Rating Differences T-Tests

The figures below show statistically significant differences between review tools for these news reports. An equal sign (=) indicates that differences between groups are statistically insignificant (based on a T-test). A left bracket (<) indicates that the average rating for the group in the left column is significantly lower than the rating for the group in the top row; conversely, a right bracket (>) indicates that the average rating for the group in the left column is significantly higher than the rating for the group in the top row.

Table 2. Rating Differences T-Test – Hi-Q News Report

Rating T-Test Table - Hi-Q report

In this table, detailed and short review tools elicit the same response as the full review tool, while being slightly different from each other (this is possible because though a rating of 3.30 appears much higher than one of 3.03, the difference could be the product of chance). Most notably, we find that the short review tool generated higher ratings than the detailed review tool, and that mini-review ratings were statistically higher than the rating for any other tool.

Mini review tool ratings are the least conservative when assessing high quality news stories. One interpretation of this result is that when people only have one question to answer, they may tend to give a more generous rating. On the other hand, asking more detailed questions about quality leads to somewhat lower ratings. Perhaps detailed questions cause reviewers to think more carefully about their rating, and give a more accurate score to the story. Alternately, it may be that more moderate scores for the additional questions are diluting exceptionally high or low overall ratings.

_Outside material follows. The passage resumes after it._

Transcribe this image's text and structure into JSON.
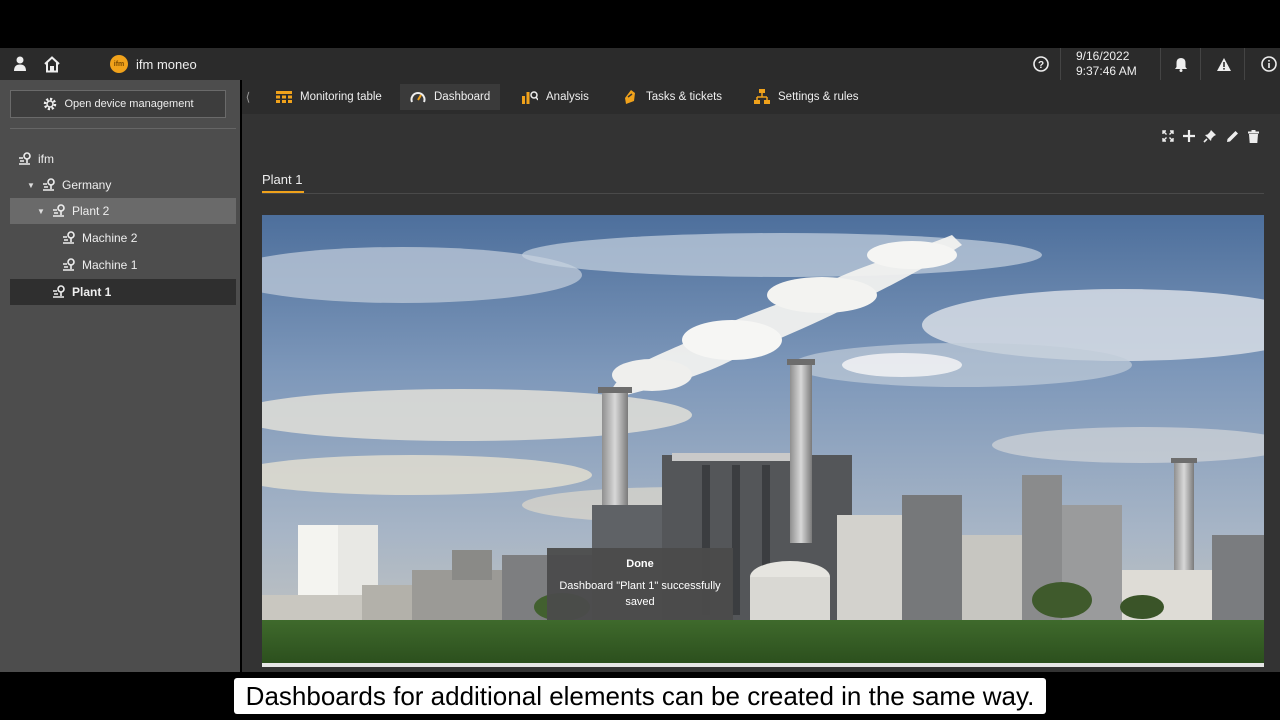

Table 3. Rating Differences T-Test – Lo-Q News Report

Rating T-Test Table - Lo-Q report

When looking at how people rated low quality news stories, we find other interesting patterns. Even though the average rating for the mini-review tool (2.86) appears higher than that of the full review tool (2.56), the difference is not statistically meaningful. This difference could be a result of the relative low number of reviewers using the tools or of large variations in ratings among reviewers within the two groups. Again we find that the detailed review tool elicits a rating comparable to the full review tool. Finally, the short review tool evoked significantly higher ratings than either full or detailed tools, and was quite similar to the mini-review.